Stephanie Jones: Book Review - End Of Watch by Stephen King

Publish Date
Thursday, 16 June 2016, 2:17PM
Author
By Stephanie Jones

Suicide is painless, goes the refrain of Johnny Mandel and Mike Altman’s M*A*S*H theme song; it brings on many changes. In End of Watch, the conclusion to Stephen King’s stellar Hodges trilogy, mass killer Brady Hartsfield, whose homicidal career began at the wheel of a stolen Mercedes and ended with eight dead and 15 maimed outside a job fair, seeks to remake himself as an architect of suicide, a 21st century Jim Jones who employs digital devices and forges invisible connections through the ether to make his victims die by their own hand.                   

Standing in the way of his Jonestown, however, is the indefatigable Bill Hodges, the retired homicide detective (now unlicensed private investigator) who was the first to form the conviction that Hartsfield is malingering inside Room 217 of the Lakes Region Traumatic Brain Injury Clinic. The reason for Hartsfield’s official “gork” status is Holly Gibney, Hodges’ partner, who spared a packed arena from Hartsfield’s explosive intentions by felling him with a near-fatal blow to the head – but around the madman there remains an aura of menace and literal instability. Objects move without being touched, buttons pop open on nurses’ uniforms. (But Hartsfield is no Carrie; he destroys solely because he can.)

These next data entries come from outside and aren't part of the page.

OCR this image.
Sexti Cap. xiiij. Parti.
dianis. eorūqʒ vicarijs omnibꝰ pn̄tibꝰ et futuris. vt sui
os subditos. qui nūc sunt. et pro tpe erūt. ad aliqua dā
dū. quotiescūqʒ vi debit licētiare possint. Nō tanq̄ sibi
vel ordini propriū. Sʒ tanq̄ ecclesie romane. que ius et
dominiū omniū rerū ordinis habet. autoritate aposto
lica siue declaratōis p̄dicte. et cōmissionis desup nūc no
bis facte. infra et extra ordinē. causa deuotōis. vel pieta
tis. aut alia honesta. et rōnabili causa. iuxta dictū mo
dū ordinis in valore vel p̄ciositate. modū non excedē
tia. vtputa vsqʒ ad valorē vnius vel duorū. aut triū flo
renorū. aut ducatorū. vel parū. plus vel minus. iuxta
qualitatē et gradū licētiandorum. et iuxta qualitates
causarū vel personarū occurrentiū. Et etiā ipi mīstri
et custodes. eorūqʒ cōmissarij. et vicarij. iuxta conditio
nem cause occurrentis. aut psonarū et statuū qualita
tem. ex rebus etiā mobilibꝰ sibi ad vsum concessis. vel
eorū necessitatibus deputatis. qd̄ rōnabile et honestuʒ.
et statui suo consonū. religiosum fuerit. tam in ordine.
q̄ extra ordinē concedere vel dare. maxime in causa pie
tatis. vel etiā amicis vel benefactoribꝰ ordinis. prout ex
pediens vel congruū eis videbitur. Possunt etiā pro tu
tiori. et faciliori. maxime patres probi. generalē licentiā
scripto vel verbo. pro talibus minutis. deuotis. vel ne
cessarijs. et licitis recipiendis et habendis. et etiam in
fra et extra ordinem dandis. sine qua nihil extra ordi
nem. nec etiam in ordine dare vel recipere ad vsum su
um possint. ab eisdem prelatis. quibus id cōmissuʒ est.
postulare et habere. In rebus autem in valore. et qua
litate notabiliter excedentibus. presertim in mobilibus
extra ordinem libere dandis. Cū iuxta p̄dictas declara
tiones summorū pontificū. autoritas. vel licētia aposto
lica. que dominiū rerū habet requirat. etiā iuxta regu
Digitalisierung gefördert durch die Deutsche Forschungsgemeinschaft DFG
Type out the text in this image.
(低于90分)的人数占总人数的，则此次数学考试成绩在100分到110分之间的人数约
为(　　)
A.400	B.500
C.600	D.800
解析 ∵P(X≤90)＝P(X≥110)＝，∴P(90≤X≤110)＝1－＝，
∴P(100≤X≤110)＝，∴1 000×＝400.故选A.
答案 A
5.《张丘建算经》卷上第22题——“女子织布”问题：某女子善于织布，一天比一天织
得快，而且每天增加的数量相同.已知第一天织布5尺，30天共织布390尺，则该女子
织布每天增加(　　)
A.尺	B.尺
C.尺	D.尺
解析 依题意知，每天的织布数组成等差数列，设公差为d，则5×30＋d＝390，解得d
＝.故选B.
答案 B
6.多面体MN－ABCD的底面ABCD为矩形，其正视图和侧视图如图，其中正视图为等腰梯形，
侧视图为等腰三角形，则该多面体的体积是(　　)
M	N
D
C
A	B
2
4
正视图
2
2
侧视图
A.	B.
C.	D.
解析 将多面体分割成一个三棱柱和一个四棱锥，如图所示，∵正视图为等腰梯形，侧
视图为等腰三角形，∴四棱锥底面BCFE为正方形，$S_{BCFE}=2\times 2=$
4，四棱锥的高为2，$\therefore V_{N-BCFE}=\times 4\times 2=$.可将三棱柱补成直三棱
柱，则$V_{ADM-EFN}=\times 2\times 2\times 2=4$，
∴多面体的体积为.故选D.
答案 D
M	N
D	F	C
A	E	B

Head nurse Ruth Scapelli loathes Hartsfield. Like Hodges, she is certain he is shamming while “living like Donald Trump”, getting massaged and hot-tubbed while his surviving victims contend with nearly unmanageable impairment. Scapelli will become End of Watch’s third body, while the first two, whose demise opens the story and reaffirms Hodges’ interest in Hartsfield, are a mother and daughter. The latter, Martine Stover, was paralyzed from the chest down by the Mercedes Killer, and Hartsfield’s quasi-satanic supernatural reach is long and thorny enough that he can make a victim of her a second, and final, time.

This is the power of King’s fecund imagination, that fertile and terrifying thing. Across three volumes he gives free rein to two men who hew to traditional models of the hero and villain but then bust the boundaries by fighting to the death outside the commonplace strictures of crime fiction. Finders Keepers, the second story in the trilogy that opened with Mr Mercedes, introduced a supernatural thread that in End of Watch thickens and entwines itself around Hodges and Gibney and their band of allies.

Not to be cheesy, but love and trust beat evil every time, and King’s river of friendship and fealty runs deep – you need only dip into IT to be reminded of that, while his horror muscle has never been stronger. Once upon a time, a dead woman crawled out of Pet Sematary and back into her husband’s life; today, the world wide web is where despotism manifests. The weapon by which Hartsfield seeks to become a “suicide prince” is an unflashy gaming console called a Zappit, a hypnotic device that can be programmed to transmit messages so rapidly that they register with recipients as original thoughts.

A plague of suicides committed by seemingly normal humans who have been telekinetically zombified via a hand-held electronic device? King has never been scarier, and Brady Hartsfield’s reign of terror is all too conceivable. Sure, End of Watch can be read, and thoroughly enjoyed, as a standalone novel, but why shortchange yourself? Begin at the beginning, and savour King’s locomotive steadiness and surety as he unleashes a crime-horror series for the ages.